Звонок прозвенел. Вхожу в класс.

Рисунка на парте не было!

— Ей всё, всё, всё претит… — пел я по дороге домой.

Тася шла сзади.

Я замедлил шаг.

Когда Тася была почти рядом, я в каком-то непонятном восторге, сам не понимая, как это вышло, повернулся и… дал ей подножку.

Я просто хотел, чтобы она думала, что я всегда на неё внимание обращаю… Чтобы она думала, что я её замечаю. Не знал я, что так всё получится!

Она поднялась и плачет.

— Дурак! — говорит. — Дурак!

Я стоял и моргал.

В это время Ыгышка подошёл. Если бы вы этого Ыгышку знали, вы бы никогда не захотели, чтобы он к вам подходил. Третий год в одном классе сидел. Потом его исключили. Здоровенный он был. Ещё бы! Так вот он подходит ко мне и говорит:

— Чего ты стоишь, дубина! Успокой невесту!

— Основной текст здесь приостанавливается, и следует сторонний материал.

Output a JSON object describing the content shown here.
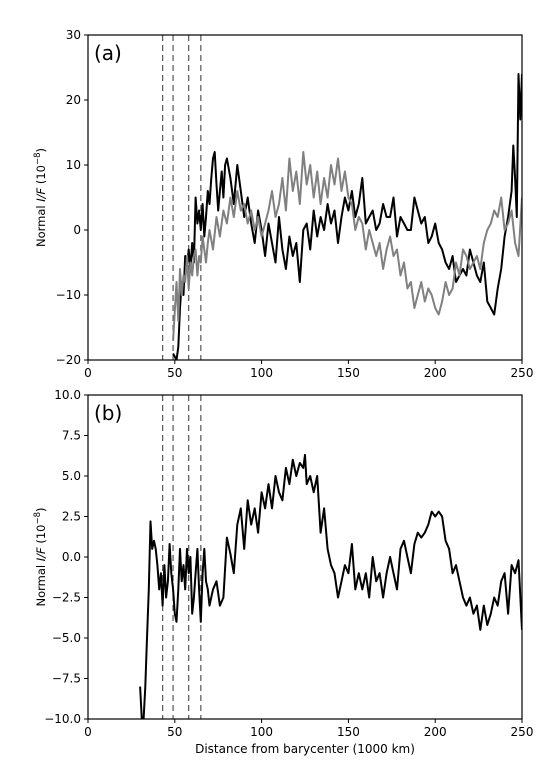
{
  "chart_data": [
    {
      "type": "line",
      "panel_label": "(a)",
      "ylabel_prefix": "Normal ",
      "ylabel_italic": "I/F",
      "ylabel_suffix": " (10",
      "ylabel_exp": "−8",
      "ylabel_close": ")",
      "xlabel": "",
      "xlim": [
        0,
        250
      ],
      "ylim": [
        -20,
        30
      ],
      "xticks": [
        0,
        50,
        100,
        150,
        200,
        250
      ],
      "yticks": [
        -20,
        -10,
        0,
        10,
        20,
        30
      ],
      "ytick_labels": [
        "−20",
        "−10",
        "0",
        "10",
        "20",
        "30"
      ],
      "vlines": [
        43,
        49,
        58,
        65
      ],
      "grid": false,
      "series": [
        {
          "color": "#000000",
          "x": [
            49,
            51,
            52,
            53,
            54,
            55,
            56,
            57,
            58,
            59,
            60,
            61,
            62,
            63,
            64,
            65,
            66,
            67,
            68,
            69,
            70,
            71,
            72,
            73,
            74,
            75,
            76,
            77,
            78,
            79,
            80,
            82,
            84,
            86,
            88,
            90,
            92,
            94,
            96,
            98,
            100,
            102,
            104,
            106,
            108,
            110,
            112,
            114,
            116,
            118,
            120,
            122,
            124,
            126,
            128,
            130,
            132,
            134,
            136,
            138,
            140,
            142,
            144,
            146,
            148,
            150,
            152,
            154,
            156,
            158,
            160,
            162,
            164,
            166,
            168,
            170,
            172,
            174,
            176,
            178,
            180,
            182,
            184,
            186,
            188,
            190,
            192,
            194,
            196,
            198,
            200,
            202,
            204,
            206,
            208,
            210,
            212,
            214,
            216,
            218,
            220,
            222,
            224,
            226,
            228,
            230,
            232,
            234,
            236,
            238,
            240,
            242,
            244,
            245,
            246,
            247,
            248,
            249,
            250
          ],
          "y": [
            -19,
            -20,
            -18,
            -12,
            -8,
            -10,
            -4,
            -6,
            -3,
            -6,
            -2,
            -5,
            5,
            1,
            3,
            0,
            4,
            -1,
            2,
            6,
            4,
            8,
            11,
            12,
            7,
            3,
            6,
            9,
            5,
            10,
            11,
            8,
            4,
            10,
            6,
            2,
            5,
            1,
            -2,
            3,
            0,
            -4,
            1,
            -2,
            -5,
            2,
            -3,
            -6,
            -1,
            -4,
            -2,
            -8,
            0,
            1,
            -3,
            3,
            -1,
            2,
            0,
            4,
            1,
            3,
            -2,
            2,
            5,
            3,
            6,
            2,
            4,
            8,
            1,
            2,
            3,
            0,
            1,
            4,
            2,
            2,
            5,
            -1,
            2,
            1,
            0,
            0,
            5,
            3,
            1,
            2,
            -2,
            -1,
            1,
            -2,
            -3,
            -5,
            -6,
            -4,
            -8,
            -7,
            -6,
            -7,
            -3,
            -5,
            -7,
            -8,
            -5,
            -11,
            -12,
            -13,
            -9,
            -6,
            -1,
            2,
            6,
            13,
            8,
            2,
            24,
            17,
            24
          ]
        },
        {
          "color": "#808080",
          "x": [
            49,
            51,
            52,
            53,
            54,
            55,
            56,
            57,
            58,
            59,
            60,
            61,
            62,
            63,
            64,
            65,
            66,
            67,
            68,
            69,
            70,
            72,
            74,
            76,
            78,
            80,
            82,
            84,
            86,
            88,
            90,
            92,
            94,
            96,
            98,
            100,
            102,
            104,
            106,
            108,
            110,
            112,
            114,
            116,
            118,
            120,
            122,
            124,
            126,
            128,
            130,
            132,
            134,
            136,
            138,
            140,
            142,
            144,
            146,
            148,
            150,
            152,
            154,
            156,
            158,
            160,
            162,
            164,
            166,
            168,
            170,
            172,
            174,
            176,
            178,
            180,
            182,
            184,
            186,
            188,
            190,
            192,
            194,
            196,
            198,
            200,
            202,
            204,
            206,
            208,
            210,
            212,
            214,
            216,
            218,
            220,
            222,
            224,
            226,
            228,
            230,
            232,
            234,
            236,
            238,
            240,
            242,
            244,
            246,
            248,
            250
          ],
          "y": [
            -17,
            -8,
            -14,
            -6,
            -10,
            -7,
            -8,
            -4,
            -9,
            -5,
            -7,
            -4,
            -3,
            -7,
            -4,
            -5,
            -1,
            -3,
            -5,
            -2,
            0,
            -3,
            2,
            -1,
            3,
            1,
            5,
            2,
            6,
            3,
            4,
            1,
            3,
            0,
            2,
            -1,
            1,
            3,
            6,
            2,
            4,
            8,
            3,
            11,
            6,
            9,
            4,
            12,
            7,
            10,
            5,
            9,
            4,
            8,
            5,
            10,
            7,
            11,
            6,
            9,
            5,
            4,
            0,
            2,
            1,
            -3,
            0,
            -2,
            -4,
            -2,
            -6,
            -3,
            -1,
            -4,
            -3,
            -7,
            -5,
            -9,
            -8,
            -12,
            -10,
            -8,
            -11,
            -9,
            -10,
            -12,
            -13,
            -11,
            -8,
            -10,
            -9,
            -5,
            -7,
            -3,
            -4,
            -6,
            -5,
            -4,
            -6,
            -2,
            0,
            1,
            3,
            2,
            5,
            0,
            1,
            3,
            -2,
            -4,
            5
          ]
        }
      ]
    },
    {
      "type": "line",
      "panel_label": "(b)",
      "ylabel_prefix": "Normal ",
      "ylabel_italic": "I/F",
      "ylabel_suffix": " (10",
      "ylabel_exp": "−8",
      "ylabel_close": ")",
      "xlabel": "Distance from barycenter (1000 km)",
      "xlim": [
        0,
        250
      ],
      "ylim": [
        -10,
        10
      ],
      "xticks": [
        0,
        50,
        100,
        150,
        200,
        250
      ],
      "yticks": [
        -10,
        -7.5,
        -5,
        -2.5,
        0,
        2.5,
        5,
        7.5,
        10
      ],
      "ytick_labels": [
        "−10.0",
        "−7.5",
        "−5.0",
        "−2.5",
        "0.0",
        "2.5",
        "5.0",
        "7.5",
        "10.0"
      ],
      "vlines": [
        43,
        49,
        58,
        65
      ],
      "grid": false,
      "series": [
        {
          "color": "#000000",
          "x": [
            30,
            31,
            32,
            33,
            34,
            35,
            36,
            37,
            38,
            39,
            40,
            41,
            42,
            43,
            44,
            45,
            46,
            47,
            48,
            49,
            50,
            51,
            52,
            53,
            54,
            55,
            56,
            57,
            58,
            59,
            60,
            61,
            62,
            63,
            64,
            65,
            66,
            67,
            68,
            69,
            70,
            72,
            74,
            76,
            78,
            80,
            82,
            84,
            86,
            88,
            90,
            92,
            94,
            96,
            98,
            100,
            102,
            104,
            106,
            108,
            110,
            112,
            114,
            116,
            118,
            120,
            122,
            124,
            125,
            126,
            128,
            130,
            132,
            134,
            136,
            138,
            140,
            142,
            144,
            146,
            148,
            150,
            152,
            154,
            156,
            158,
            160,
            162,
            164,
            166,
            168,
            170,
            172,
            174,
            176,
            178,
            180,
            182,
            184,
            186,
            188,
            190,
            192,
            194,
            196,
            198,
            200,
            202,
            204,
            206,
            208,
            210,
            212,
            214,
            216,
            218,
            220,
            222,
            224,
            226,
            228,
            230,
            232,
            234,
            236,
            238,
            240,
            242,
            244,
            246,
            248,
            250
          ],
          "y": [
            -8,
            -10,
            -10,
            -8,
            -5,
            -2,
            2.2,
            0.5,
            1,
            0.5,
            -0.5,
            -2,
            -1,
            -3,
            -0.5,
            -2.5,
            -1.5,
            0.8,
            -1,
            -2,
            -3.5,
            -4,
            -2,
            0.5,
            -1.5,
            -0.5,
            -2,
            0.5,
            -1,
            0,
            -3.5,
            -2.5,
            -1,
            0.5,
            -2,
            -4,
            -1,
            0.5,
            -1.5,
            -2,
            -3,
            -2,
            -1.5,
            -3,
            -2.5,
            1.2,
            0.2,
            -1,
            2,
            3,
            0.5,
            3.5,
            2,
            3,
            1.5,
            4,
            3,
            4.5,
            3,
            5,
            4,
            3.5,
            5.5,
            4.5,
            6,
            5,
            5.8,
            5.5,
            6.3,
            4.5,
            5,
            4,
            5,
            1.5,
            3,
            0.5,
            -0.5,
            -1,
            -2.5,
            -1.5,
            -0.5,
            -1,
            0.8,
            -2,
            -1,
            -2,
            -1,
            -2.5,
            0,
            -1.5,
            -1,
            -2.5,
            -1,
            0,
            -1,
            -2,
            0.5,
            1,
            0,
            -1,
            0.8,
            1.5,
            1.2,
            1.5,
            2,
            2.8,
            2.5,
            2.8,
            2.5,
            1,
            0.5,
            -1,
            -0.5,
            -1.5,
            -2.5,
            -3,
            -2.5,
            -3.5,
            -3,
            -4.5,
            -3,
            -4.2,
            -3.5,
            -2.5,
            -3,
            -1.5,
            -1,
            -3.5,
            -0.5,
            -1,
            -0.2,
            -4.5
          ]
        }
      ]
    }
  ]
}
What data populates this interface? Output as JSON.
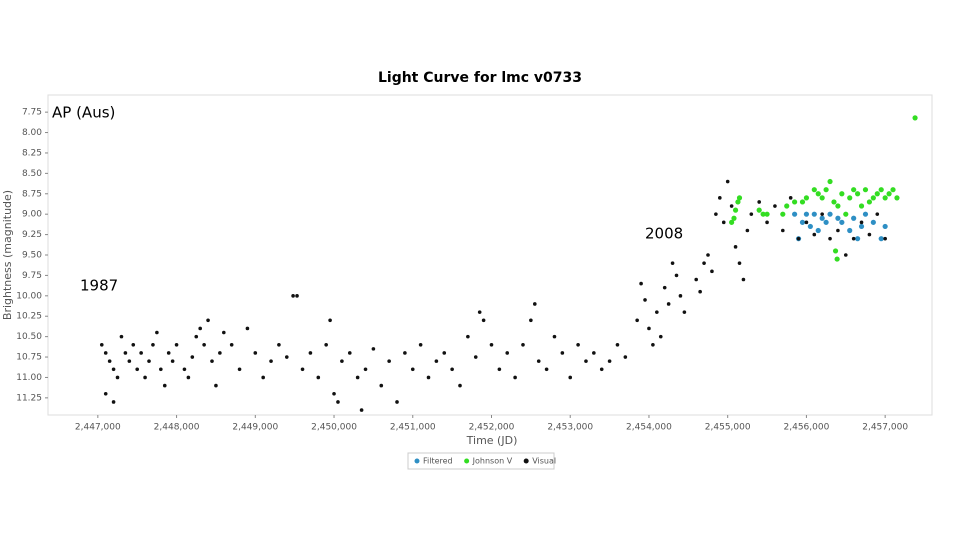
{
  "chart_data": {
    "type": "scatter",
    "title": "Light Curve for lmc v0733",
    "x_label": "Time (JD)",
    "y_label": "Brightness (magnitude)",
    "annotations": [
      "AP (Aus)",
      "1987",
      "2008"
    ],
    "xlim": [
      2446367,
      2457595
    ],
    "ylim": [
      7.54,
      11.46
    ],
    "invert_y": true,
    "legend_position": "bottom",
    "xticks": [
      {
        "value": 2447000,
        "label": "2,447,000"
      },
      {
        "value": 2448000,
        "label": "2,448,000"
      },
      {
        "value": 2449000,
        "label": "2,449,000"
      },
      {
        "value": 2450000,
        "label": "2,450,000"
      },
      {
        "value": 2451000,
        "label": "2,451,000"
      },
      {
        "value": 2452000,
        "label": "2,452,000"
      },
      {
        "value": 2453000,
        "label": "2,453,000"
      },
      {
        "value": 2454000,
        "label": "2,454,000"
      },
      {
        "value": 2455000,
        "label": "2,455,000"
      },
      {
        "value": 2456000,
        "label": "2,456,000"
      },
      {
        "value": 2457000,
        "label": "2,457,000"
      }
    ],
    "yticks": [
      7.75,
      {
        "value": 8,
        "label": "8.00"
      },
      8.25,
      {
        "value": 8.5,
        "label": "8.50"
      },
      8.75,
      {
        "value": 9,
        "label": "9.00"
      },
      9.25,
      {
        "value": 9.5,
        "label": "9.50"
      },
      9.75,
      {
        "value": 10,
        "label": "10.00"
      },
      10.25,
      {
        "value": 10.5,
        "label": "10.50"
      },
      10.75,
      {
        "value": 11,
        "label": "11.00"
      },
      11.25
    ],
    "series": [
      {
        "name": "Filtered",
        "color": "#2e8fc4",
        "x": [
          2455850,
          2455900,
          2455950,
          2456000,
          2456050,
          2456100,
          2456150,
          2456200,
          2456250,
          2456300,
          2456400,
          2456450,
          2456550,
          2456600,
          2456650,
          2456700,
          2456750,
          2456850,
          2456950,
          2457000
        ],
        "values": [
          9.0,
          9.3,
          9.1,
          9.0,
          9.15,
          9.0,
          9.2,
          9.05,
          9.1,
          9.0,
          9.05,
          9.1,
          9.2,
          9.05,
          9.3,
          9.15,
          9.0,
          9.1,
          9.3,
          9.15
        ]
      },
      {
        "name": "Johnson V",
        "color": "#33dd22",
        "x": [
          2455050,
          2455080,
          2455100,
          2455130,
          2455150,
          2455400,
          2455450,
          2455500,
          2455700,
          2455750,
          2455850,
          2455950,
          2456000,
          2456100,
          2456150,
          2456200,
          2456250,
          2456300,
          2456350,
          2456400,
          2456450,
          2456500,
          2456550,
          2456600,
          2456650,
          2456700,
          2456750,
          2456800,
          2456850,
          2456900,
          2456950,
          2457000,
          2457050,
          2457100,
          2457150,
          2456370,
          2456390,
          2457380
        ],
        "values": [
          9.1,
          9.05,
          8.95,
          8.85,
          8.8,
          8.95,
          9.0,
          9.0,
          9.0,
          8.9,
          8.85,
          8.85,
          8.8,
          8.7,
          8.75,
          8.8,
          8.7,
          8.6,
          8.85,
          8.9,
          8.75,
          9.0,
          8.8,
          8.7,
          8.75,
          8.9,
          8.7,
          8.85,
          8.8,
          8.75,
          8.7,
          8.8,
          8.75,
          8.7,
          8.8,
          9.45,
          9.55,
          7.82
        ]
      },
      {
        "name": "Visual",
        "color": "#111111",
        "x": [
          2447050,
          2447100,
          2447150,
          2447200,
          2447250,
          2447300,
          2447350,
          2447100,
          2447200,
          2447400,
          2447450,
          2447500,
          2447550,
          2447600,
          2447650,
          2447700,
          2447750,
          2447800,
          2447850,
          2447900,
          2447950,
          2448000,
          2448100,
          2448150,
          2448200,
          2448250,
          2448300,
          2448350,
          2448400,
          2448450,
          2448500,
          2448550,
          2448600,
          2448700,
          2448800,
          2448900,
          2449000,
          2449100,
          2449200,
          2449300,
          2449480,
          2449530,
          2449400,
          2449600,
          2449700,
          2449800,
          2449900,
          2449950,
          2450000,
          2450050,
          2450100,
          2450200,
          2450300,
          2450350,
          2450400,
          2450500,
          2450600,
          2450700,
          2450800,
          2450900,
          2451000,
          2451100,
          2451200,
          2451300,
          2451400,
          2451500,
          2451600,
          2451700,
          2451800,
          2451850,
          2451900,
          2452000,
          2452100,
          2452200,
          2452300,
          2452400,
          2452500,
          2452550,
          2452600,
          2452700,
          2452800,
          2452900,
          2453000,
          2453100,
          2453200,
          2453300,
          2453400,
          2453500,
          2453600,
          2453700,
          2453850,
          2453900,
          2453950,
          2454000,
          2454050,
          2454100,
          2454150,
          2454200,
          2454250,
          2454300,
          2454350,
          2454400,
          2454450,
          2454600,
          2454650,
          2454700,
          2454750,
          2454800,
          2454850,
          2454900,
          2454950,
          2455000,
          2455050,
          2455100,
          2455150,
          2455200,
          2455250,
          2455300,
          2455400,
          2455500,
          2455600,
          2455700,
          2455800,
          2455900,
          2456000,
          2456100,
          2456200,
          2456300,
          2456400,
          2456500,
          2456600,
          2456700,
          2456800,
          2456900,
          2457000
        ],
        "values": [
          10.6,
          10.7,
          10.8,
          10.9,
          11.0,
          10.5,
          10.7,
          11.2,
          11.3,
          10.8,
          10.6,
          10.9,
          10.7,
          11.0,
          10.8,
          10.6,
          10.45,
          10.9,
          11.1,
          10.7,
          10.8,
          10.6,
          10.9,
          11.0,
          10.75,
          10.5,
          10.4,
          10.6,
          10.3,
          10.8,
          11.1,
          10.7,
          10.45,
          10.6,
          10.9,
          10.4,
          10.7,
          11.0,
          10.8,
          10.6,
          10.0,
          10.0,
          10.75,
          10.9,
          10.7,
          11.0,
          10.6,
          10.3,
          11.2,
          11.3,
          10.8,
          10.7,
          11.0,
          11.4,
          10.9,
          10.65,
          11.1,
          10.8,
          11.3,
          10.7,
          10.9,
          10.6,
          11.0,
          10.8,
          10.7,
          10.9,
          11.1,
          10.5,
          10.75,
          10.2,
          10.3,
          10.6,
          10.9,
          10.7,
          11.0,
          10.6,
          10.3,
          10.1,
          10.8,
          10.9,
          10.5,
          10.7,
          11.0,
          10.6,
          10.8,
          10.7,
          10.9,
          10.8,
          10.6,
          10.75,
          10.3,
          9.85,
          10.05,
          10.4,
          10.6,
          10.2,
          10.5,
          9.9,
          10.1,
          9.6,
          9.75,
          10.0,
          10.2,
          9.8,
          9.95,
          9.6,
          9.5,
          9.7,
          9.0,
          8.8,
          9.1,
          8.6,
          8.9,
          9.4,
          9.6,
          9.8,
          9.2,
          9.0,
          8.85,
          9.1,
          8.9,
          9.2,
          8.8,
          9.3,
          9.1,
          9.25,
          9.0,
          9.3,
          9.2,
          9.5,
          9.3,
          9.1,
          9.25,
          9.0,
          9.3
        ]
      }
    ]
  }
}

— Какая она мне, — говорю, — невеста? Ты думаешь, что говоришь? И какое ты имеешь право меня дубиной обзывать?

А он засмеялся вот так:

— Ы-гы-гы-ы-ы…

И говорит:

— Кавалер! Невеста плачет, а он рот разинул! Успокой невесту, кавалер!

И не уходит, главное. Стоит и смеётся.

— Кто тебе сказал, что я кавалер?

Так я расстроился! Вот пристал!

А он говорит:

— А кто же ты? Дубина?

Хотел я на него с кулаками броситься — до того он меня разозлил. А потом раздумал. Кулаки у него здоровенные. Если он своим кулаком меня стукнет, я просто не знаю, что мне делать тогда!